The NA speaker’s letter to the electoral watchdog said that the Supreme Court in its ruling — issued on July 7 after which amendments to the Elections Act, 2017 passed on August 7 — directed the Election Commission of Pakistan to allow independent returned candidates to join another political party months after already joining a political party as a result of the General Elections 2024.
The letter highlighted two “particular provisions” — Sections 66 and 104-A — of the Amended Election Act.
According to Section 66, “Provided that if a candidate, before seeking allotment of a prescribed symbol, has not filed a declaration before the Returning Officer about his affiliation with a particular political party by submitting party certificate from the political party confirming that he is that party’s candidate, he shall be deemed to be considered as an independent candidate and not a candidate of any political party.”
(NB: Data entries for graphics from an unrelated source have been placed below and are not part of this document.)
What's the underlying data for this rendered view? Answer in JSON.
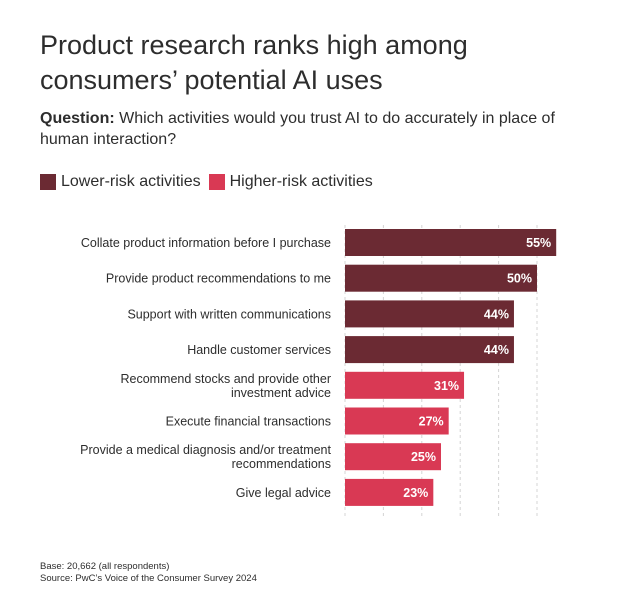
{
  "title": "Product research ranks high among consumers’ potential AI uses",
  "question": {
    "label": "Question:",
    "text": "Which activities would you trust AI to do accurately in place of human interaction?"
  },
  "legend": [
    {
      "name": "Lower-risk activities",
      "color": "#6b2a33"
    },
    {
      "name": "Higher-risk activities",
      "color": "#d93954"
    }
  ],
  "chart_data": {
    "type": "bar",
    "orientation": "horizontal",
    "categories": [
      "Collate product information before I purchase",
      "Provide product recommendations to me",
      "Support with written communications",
      "Handle customer services",
      "Recommend stocks and provide other investment advice",
      "Execute financial transactions",
      "Provide a medical diagnosis and/or treatment recommendations",
      "Give legal advice"
    ],
    "category_lines": [
      [
        "Collate product information before I purchase"
      ],
      [
        "Provide product recommendations to me"
      ],
      [
        "Support with written communications"
      ],
      [
        "Handle customer services"
      ],
      [
        "Recommend stocks and provide other",
        "investment advice"
      ],
      [
        "Execute financial transactions"
      ],
      [
        "Provide a medical diagnosis and/or treatment",
        "recommendations"
      ],
      [
        "Give legal advice"
      ]
    ],
    "values": [
      55,
      50,
      44,
      44,
      31,
      27,
      25,
      23
    ],
    "value_labels": [
      "55%",
      "50%",
      "44%",
      "44%",
      "31%",
      "27%",
      "25%",
      "23%"
    ],
    "groups": [
      "Lower-risk activities",
      "Lower-risk activities",
      "Lower-risk activities",
      "Lower-risk activities",
      "Higher-risk activities",
      "Higher-risk activities",
      "Higher-risk activities",
      "Higher-risk activities"
    ],
    "xlim": [
      0,
      60
    ],
    "grid": true,
    "legend_position": "top-left"
  },
  "footnotes": {
    "base": "Base: 20,662 (all respondents)",
    "source": "Source: PwC’s Voice of the Consumer Survey 2024"
  }
}
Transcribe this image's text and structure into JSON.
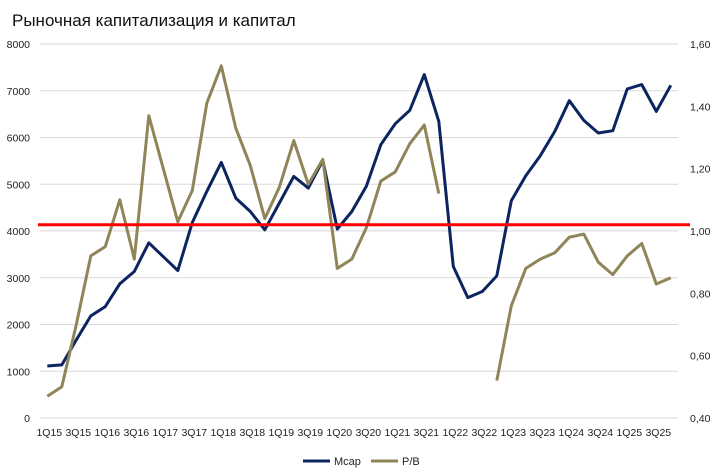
{
  "chart_data": {
    "type": "line",
    "title": "Рыночная капитализация и капитал",
    "xlabel": "",
    "ylabel": "",
    "x": [
      "1Q15",
      "2Q15",
      "3Q15",
      "4Q15",
      "1Q16",
      "2Q16",
      "3Q16",
      "4Q16",
      "1Q17",
      "2Q17",
      "3Q17",
      "4Q17",
      "1Q18",
      "2Q18",
      "3Q18",
      "4Q18",
      "1Q19",
      "2Q19",
      "3Q19",
      "4Q19",
      "1Q20",
      "2Q20",
      "3Q20",
      "4Q20",
      "1Q21",
      "2Q21",
      "3Q21",
      "4Q21",
      "1Q22",
      "2Q22",
      "3Q22",
      "4Q22",
      "1Q23",
      "2Q23",
      "3Q23",
      "4Q23",
      "1Q24",
      "2Q24",
      "3Q24",
      "4Q24",
      "1Q25",
      "2Q25",
      "3Q25",
      "4Q25"
    ],
    "x_tick_labels": [
      "1Q15",
      "3Q15",
      "1Q16",
      "3Q16",
      "1Q17",
      "3Q17",
      "1Q18",
      "3Q18",
      "1Q19",
      "3Q19",
      "1Q20",
      "3Q20",
      "1Q21",
      "3Q21",
      "1Q22",
      "3Q22",
      "1Q23",
      "3Q23",
      "1Q24",
      "3Q24",
      "1Q25",
      "3Q25"
    ],
    "y_left": {
      "ylim": [
        0,
        8000
      ],
      "ticks": [
        "0",
        "1000",
        "2000",
        "3000",
        "4000",
        "5000",
        "6000",
        "7000",
        "8000"
      ]
    },
    "y_right": {
      "ylim": [
        0.4,
        1.6
      ],
      "ticks": [
        "0,40",
        "0,60",
        "0,80",
        "1,00",
        "1,20",
        "1,40",
        "1,60"
      ]
    },
    "grid": true,
    "legend_position": "bottom",
    "series": [
      {
        "name": "Mcap",
        "axis": "left",
        "color": "#0c2460",
        "values": [
          1113,
          1135,
          1670,
          2184,
          2383,
          2870,
          3133,
          3747,
          3450,
          3154,
          4182,
          4846,
          5467,
          4704,
          4418,
          4026,
          4597,
          5168,
          4918,
          5510,
          4040,
          4418,
          4953,
          5846,
          6296,
          6581,
          7345,
          6345,
          3240,
          2576,
          2705,
          3040,
          4647,
          5182,
          5610,
          6131,
          6788,
          6366,
          6096,
          6146,
          7039,
          7131,
          6559,
          7116
        ]
      },
      {
        "name": "P/B",
        "axis": "right",
        "color": "#8f8558",
        "values": [
          0.47,
          0.5,
          0.7,
          0.92,
          0.95,
          1.1,
          0.91,
          1.37,
          1.2,
          1.03,
          1.13,
          1.41,
          1.53,
          1.33,
          1.21,
          1.04,
          1.14,
          1.29,
          1.15,
          1.23,
          0.88,
          0.91,
          1.01,
          1.16,
          1.19,
          1.28,
          1.34,
          1.12,
          null,
          null,
          null,
          0.52,
          0.76,
          0.88,
          0.91,
          0.93,
          0.98,
          0.99,
          0.9,
          0.86,
          0.92,
          0.96,
          0.83,
          0.85
        ]
      }
    ],
    "reference_line": {
      "axis": "right",
      "value": 1.02,
      "color": "#ff0000"
    }
  }
}
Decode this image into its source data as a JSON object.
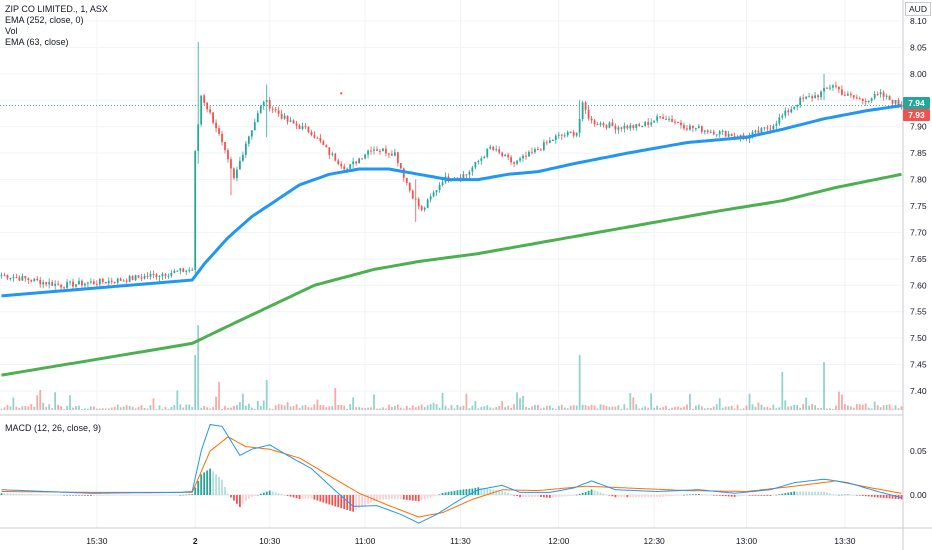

Meanwhile, Amendment to Section 104-A of the Election Act, 2017 says, “Notwithstanding anything contained in this Act or rules or any other law, for the time being in force, or a judgment, decree or order of any court including the Supreme Court and a High Court, the declaration, consent or affidavit, by whatever name called, of an independent returned candidate once given for joining a political party shall be irrevocable and cannot be substituted or withdrawn.”
In view of this backdrop, the NA Speaker’s letter added, it is stated that independent returned candidates who have already given a joining to a political party cannot be allowed to switch parties in terms of the Amended Election Act which has a paramount and overriding effect.
“As the Judgement of the SC was rendered based on the law before the enactment of the amendment, the said judgment is now incapable of implementation,” the letter added.